The Virgin Islands Department of Health Division of Chronic Disease and Prevention invited the public to participate in their “Block Grant Public Hearing,” Thursday evening via Zoom. Attendees provided their input to the development of the territory’s work plan focused mainly on cardiovascular health, stroke, and rape prevention.
The funding amount of the block grant is $270,862 where $254,862 will be designated to cardiovascular and cerebrovascular health and $16,000 will be designated to sexual violence prevention services.
Director of Chronics Disease and Prevention Lyna Fredericks said, “The program fulfills our healthy people 2030 objectives. Every decade there are objectives that us public health professionals work towards. We are in line with the “HDS” which stands for heart disease and stroke.” Their objective and goal is to improve cardiovascular health in adults and to implement a health and wellness program that addresses cardiovascular and cerebrovascular disease.
Fredericks said the reasoning behind the funding is that heart disease is the leading cause of mortality in the U.S. Virgin Islands. Cardiovascular and cerebrovascular disease prevention and management programs are necessary to reduce associated risk factors. As for sexual violence and prevention services the CDC mandates that a percentage of the grant funding be allotted towards sexual violence prevention services.
Their target population for cardiovascular and cerebrovascular health are out of 50,000 people who are African American or Black, African Caribbean, Asian, or White that are 25 years old or older, live in rural and urban areas, and are primarily low income.
Fredricks said that during the program the team gathers clinical measurements, behavioral assessments, knowledge assessments, and participant feedback to see how participants progress throughout the program. This ensures improving the program the following year.
The health and wellness programs serve a minimum of 50 people, 25 in the St. Thomas district and 25 in the St. Croix district for a four-month program. “Participants will attend weekly sessions and in some of the sessions they will receive health education on risk factors explaining what the disease is, they get to do peer conversations and they learn about nutrition and physical activity. They learn about setting goals and that is one of the major things in self-management because this is ultimately aimed to teach participants to manage these conditions on their own”.
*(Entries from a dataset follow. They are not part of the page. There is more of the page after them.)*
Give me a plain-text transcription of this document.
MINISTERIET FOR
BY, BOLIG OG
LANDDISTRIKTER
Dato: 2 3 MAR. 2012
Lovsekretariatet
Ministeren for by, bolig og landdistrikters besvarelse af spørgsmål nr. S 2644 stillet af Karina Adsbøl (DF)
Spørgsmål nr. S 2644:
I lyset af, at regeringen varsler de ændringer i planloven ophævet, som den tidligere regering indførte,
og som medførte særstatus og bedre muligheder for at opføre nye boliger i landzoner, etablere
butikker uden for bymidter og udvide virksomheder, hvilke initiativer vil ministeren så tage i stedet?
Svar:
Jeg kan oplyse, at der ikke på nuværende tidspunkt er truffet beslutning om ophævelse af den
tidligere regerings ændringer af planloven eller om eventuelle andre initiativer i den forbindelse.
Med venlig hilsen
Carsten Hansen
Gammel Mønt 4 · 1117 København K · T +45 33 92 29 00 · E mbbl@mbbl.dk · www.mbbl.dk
The health and wellness programs have recently started and occur both at the Lucinda Milan Home on St. Thomas and at the Williams Delight Community Center on St. Croix.
Fredericks also said that the team plans to provide services and support against sexual violence and to do so will partner with two nonprofit agencies to provide extended counseling services. This portion caters to not only low-income but others, 25 years and older but if younger participants need assistance, they are willing to fund as well.
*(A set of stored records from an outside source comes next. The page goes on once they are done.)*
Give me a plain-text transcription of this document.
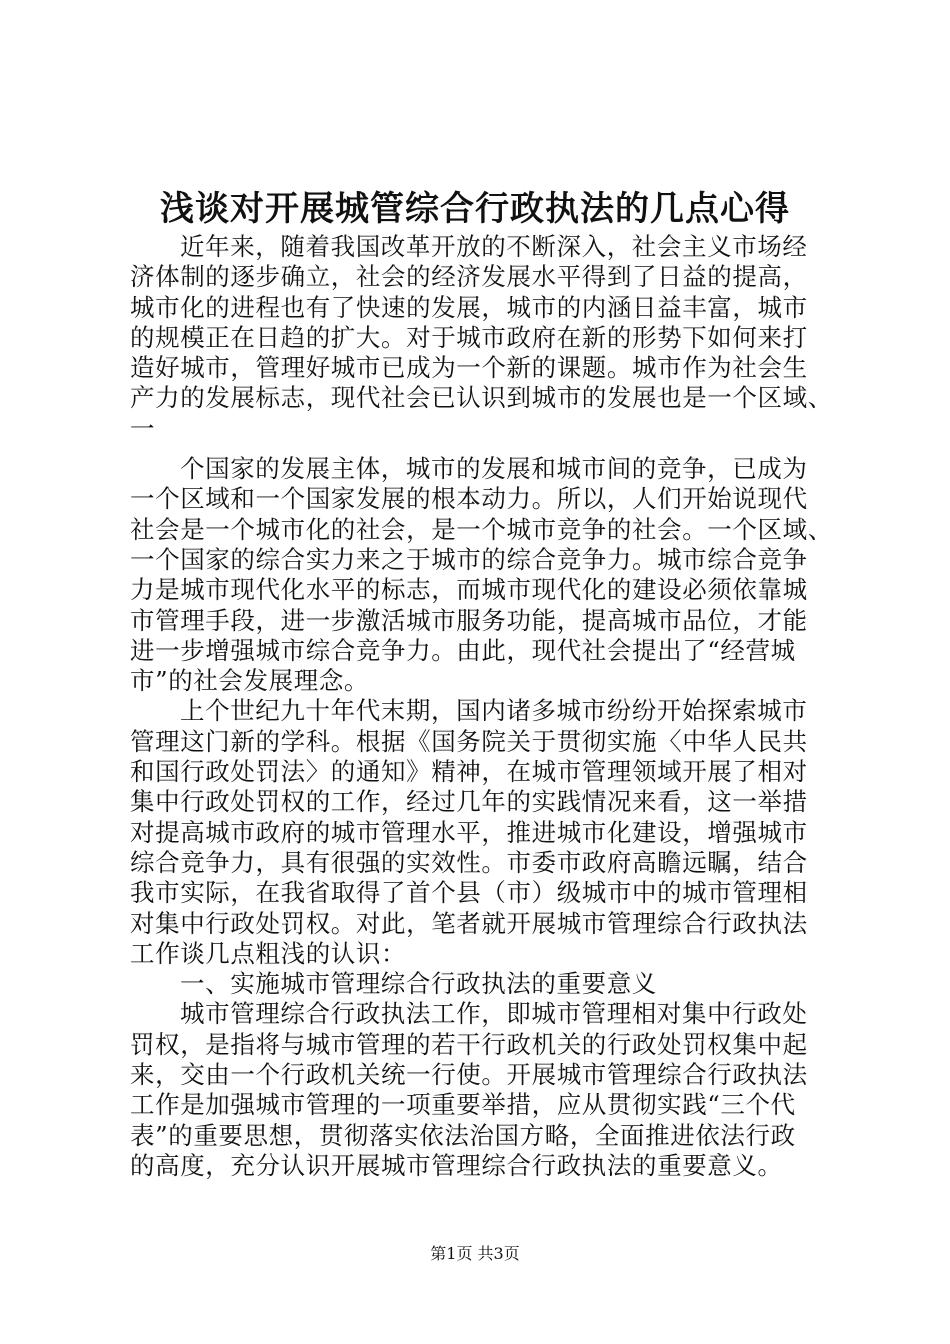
浅谈对开展城管综合行政执法的几点心得
近年来，随着我国改革开放的不断深入，社会主义市场经
济体制的逐步确立，社会的经济发展水平得到了日益的提高，
城市化的进程也有了快速的发展，城市的内涵日益丰富，城市
的规模正在日趋的扩大。对于城市政府在新的形势下如何来打
造好城市，管理好城市已成为一个新的课题。城市作为社会生
产力的发展标志，现代社会已认识到城市的发展也是一个区域、
一
个国家的发展主体，城市的发展和城市间的竞争，已成为
一个区域和一个国家发展的根本动力。所以，人们开始说现代
社会是一个城市化的社会，是一个城市竞争的社会。一个区域、
一个国家的综合实力来之于城市的综合竞争力。城市综合竞争
力是城市现代化水平的标志，而城市现代化的建设必须依靠城
市管理手段，进一步激活城市服务功能，提高城市品位，才能
进一步增强城市综合竞争力。由此，现代社会提出了“经营城
市”的社会发展理念。
上个世纪九十年代末期，国内诸多城市纷纷开始探索城市
管理这门新的学科。根据《国务院关于贯彻实施〈中华人民共
和国行政处罚法〉的通知》精神，在城市管理领域开展了相对
集中行政处罚权的工作，经过几年的实践情况来看，这一举措
对提高城市政府的城市管理水平，推进城市化建设，增强城市
综合竞争力，具有很强的实效性。市委市政府高瞻远瞩，结合
我市实际，在我省取得了首个县（市）级城市中的城市管理相
对集中行政处罚权。对此，笔者就开展城市管理综合行政执法
工作谈几点粗浅的认识：
一、实施城市管理综合行政执法的重要意义
城市管理综合行政执法工作，即城市管理相对集中行政处
罚权，是指将与城市管理的若干行政机关的行政处罚权集中起
来，交由一个行政机关统一行使。开展城市管理综合行政执法
工作是加强城市管理的一项重要举措，应从贯彻实践“三个代
表”的重要思想，贯彻落实依法治国方略，全面推进依法行政
的高度，充分认识开展城市管理综合行政执法的重要意义。
第1页 共3页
One question from the call from Ms. Hunt asked, “Do the measures also involve a reduction in the use of the emergency room for primary care?”
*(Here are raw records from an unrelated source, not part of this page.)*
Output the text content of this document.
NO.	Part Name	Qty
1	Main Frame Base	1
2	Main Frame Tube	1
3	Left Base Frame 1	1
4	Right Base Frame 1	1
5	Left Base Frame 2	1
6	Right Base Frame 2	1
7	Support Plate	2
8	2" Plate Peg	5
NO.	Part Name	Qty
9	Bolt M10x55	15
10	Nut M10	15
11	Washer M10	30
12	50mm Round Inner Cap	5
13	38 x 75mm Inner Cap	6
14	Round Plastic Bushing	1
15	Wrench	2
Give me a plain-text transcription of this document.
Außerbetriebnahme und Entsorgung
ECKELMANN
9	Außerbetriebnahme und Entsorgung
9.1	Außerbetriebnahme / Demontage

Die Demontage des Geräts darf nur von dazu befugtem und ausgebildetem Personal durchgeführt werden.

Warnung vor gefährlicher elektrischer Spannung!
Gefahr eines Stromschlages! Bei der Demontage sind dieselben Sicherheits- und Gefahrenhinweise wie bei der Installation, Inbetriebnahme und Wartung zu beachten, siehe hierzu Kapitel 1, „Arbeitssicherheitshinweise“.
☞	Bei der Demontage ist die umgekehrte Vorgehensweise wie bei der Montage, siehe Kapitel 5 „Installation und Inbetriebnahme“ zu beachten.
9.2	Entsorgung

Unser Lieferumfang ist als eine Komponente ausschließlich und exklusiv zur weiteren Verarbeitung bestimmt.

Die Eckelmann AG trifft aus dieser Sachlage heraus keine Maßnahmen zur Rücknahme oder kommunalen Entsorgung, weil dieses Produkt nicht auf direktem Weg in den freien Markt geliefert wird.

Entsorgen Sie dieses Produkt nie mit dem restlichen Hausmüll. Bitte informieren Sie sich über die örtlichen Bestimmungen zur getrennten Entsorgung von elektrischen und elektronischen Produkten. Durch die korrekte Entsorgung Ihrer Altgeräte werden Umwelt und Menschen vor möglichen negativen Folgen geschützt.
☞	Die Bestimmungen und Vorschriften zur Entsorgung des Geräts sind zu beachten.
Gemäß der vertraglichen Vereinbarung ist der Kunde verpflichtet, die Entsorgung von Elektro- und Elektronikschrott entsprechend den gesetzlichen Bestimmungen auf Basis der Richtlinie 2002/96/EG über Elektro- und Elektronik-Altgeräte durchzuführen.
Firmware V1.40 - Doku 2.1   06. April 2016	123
Fredericks responded, “That is ultimately a goal of ours and we hope in what we are doing we will see a reduction in emergency room admittance. A lot of patients unfortunately use the emergency room as their primary physicians, and it puts a strain on the health care system. With these types of programs that is one of the long-term goals, a reduction in emergency room admittance for these types of manageable chronic disease conditions.”